Le décor de la cloche grecque est apparemment, souvent, un peu grossier. Il figure moins de détails que sur les cloches belges. Il est, souvent, un peu plus envahissant, un peu plus nombreux en thèmes présents (figures, médaillons) et un peu plus en relief que sur les cloches belges. Il y a peu, voire très peu de rinceaux, mais beaucoup de figures. Il y a peu de filets. Ils n'ont pas forcément le même emplacement que les cloches belges, et se trouvent par exemple en milieu de robe, sans écritures.

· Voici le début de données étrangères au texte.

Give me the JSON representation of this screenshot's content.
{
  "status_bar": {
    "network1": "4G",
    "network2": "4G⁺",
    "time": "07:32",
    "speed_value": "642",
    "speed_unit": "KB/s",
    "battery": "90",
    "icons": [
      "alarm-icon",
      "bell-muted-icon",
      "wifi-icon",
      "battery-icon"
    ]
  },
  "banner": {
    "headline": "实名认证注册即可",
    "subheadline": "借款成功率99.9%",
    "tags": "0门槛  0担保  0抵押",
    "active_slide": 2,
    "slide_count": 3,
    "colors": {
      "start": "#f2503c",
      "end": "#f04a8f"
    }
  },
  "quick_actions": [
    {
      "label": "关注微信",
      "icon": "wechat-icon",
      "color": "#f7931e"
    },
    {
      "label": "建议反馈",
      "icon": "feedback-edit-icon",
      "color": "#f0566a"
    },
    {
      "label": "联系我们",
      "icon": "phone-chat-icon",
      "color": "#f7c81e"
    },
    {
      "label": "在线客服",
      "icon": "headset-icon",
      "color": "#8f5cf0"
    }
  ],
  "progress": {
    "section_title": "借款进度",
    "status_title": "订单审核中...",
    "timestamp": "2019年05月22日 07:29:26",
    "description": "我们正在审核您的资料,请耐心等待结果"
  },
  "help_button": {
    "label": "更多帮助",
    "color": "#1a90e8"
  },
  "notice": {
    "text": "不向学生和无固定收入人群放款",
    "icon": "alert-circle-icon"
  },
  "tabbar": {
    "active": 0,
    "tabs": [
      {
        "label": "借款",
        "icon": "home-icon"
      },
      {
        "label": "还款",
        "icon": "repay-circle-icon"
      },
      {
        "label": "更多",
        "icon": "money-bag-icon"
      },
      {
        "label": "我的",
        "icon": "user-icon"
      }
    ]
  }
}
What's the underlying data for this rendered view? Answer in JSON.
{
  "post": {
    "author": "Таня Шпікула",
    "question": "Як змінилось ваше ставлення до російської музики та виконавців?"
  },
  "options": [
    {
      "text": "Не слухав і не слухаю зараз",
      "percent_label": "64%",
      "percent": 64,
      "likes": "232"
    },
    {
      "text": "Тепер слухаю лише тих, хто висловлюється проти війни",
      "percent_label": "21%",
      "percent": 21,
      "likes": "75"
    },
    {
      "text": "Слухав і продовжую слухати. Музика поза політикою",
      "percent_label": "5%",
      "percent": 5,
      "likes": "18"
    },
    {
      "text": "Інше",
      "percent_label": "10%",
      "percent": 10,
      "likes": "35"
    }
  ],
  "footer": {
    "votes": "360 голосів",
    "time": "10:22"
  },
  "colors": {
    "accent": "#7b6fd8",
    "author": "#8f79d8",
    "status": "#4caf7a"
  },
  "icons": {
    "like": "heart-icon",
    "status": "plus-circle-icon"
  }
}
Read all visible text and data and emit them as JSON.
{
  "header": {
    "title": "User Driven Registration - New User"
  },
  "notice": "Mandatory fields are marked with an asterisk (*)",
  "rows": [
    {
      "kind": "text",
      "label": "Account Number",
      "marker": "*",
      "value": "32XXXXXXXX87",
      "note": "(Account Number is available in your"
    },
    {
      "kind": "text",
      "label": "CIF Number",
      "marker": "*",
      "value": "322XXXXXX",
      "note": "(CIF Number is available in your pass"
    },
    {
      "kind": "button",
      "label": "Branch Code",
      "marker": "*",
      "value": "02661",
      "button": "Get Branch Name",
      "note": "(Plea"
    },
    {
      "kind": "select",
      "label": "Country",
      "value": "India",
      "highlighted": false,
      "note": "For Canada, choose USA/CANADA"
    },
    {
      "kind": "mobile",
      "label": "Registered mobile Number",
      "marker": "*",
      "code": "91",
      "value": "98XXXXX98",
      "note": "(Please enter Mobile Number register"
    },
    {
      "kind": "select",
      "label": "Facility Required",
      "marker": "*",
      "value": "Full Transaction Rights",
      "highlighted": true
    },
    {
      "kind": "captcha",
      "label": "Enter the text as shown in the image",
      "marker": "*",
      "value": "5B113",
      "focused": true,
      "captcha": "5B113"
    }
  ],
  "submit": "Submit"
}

Il y a souvent, voire même très souvent, des traces de meulages sur la couronne, sur le cerveau, quelquefois sur la patte. Ces fortes traces de meulage témoignent d'un travail d'artisan. Cela ne préjuge en rien d'un manque de qualité. C'est la signature qu'on est là dans une matière artisanale, opposée à l'industriel. Si les rinceaux sont souvent les mêmes de cloche en cloche, il faut bien noter que pas un des instrument n'est identique. C'est une richesse.
Les cloches ont souvent six anses (en soleil) au lieu de quatre.
La cloche grecque est récente.
Oui, souvent, ce qui laisse penser qu'il y a eu de nombreux vols et refontes durant la seconde guerre mondiale et durant la guerre civile. La majorité des instruments date de 1947-1955.
La cloche grecque est intéressante.
Oui,
à de nombreux points de vue.
La cloche grecque attire visiblement très
peu de campanologues et campanographes. Il n'y a pas d'inventaire disponible aisément,
comme en Allemagne, en Espagne, en Italie, en Suisse ou en France, peu de vidéos
et peu de photos, l'obstacle de la langue ayant été surmonté.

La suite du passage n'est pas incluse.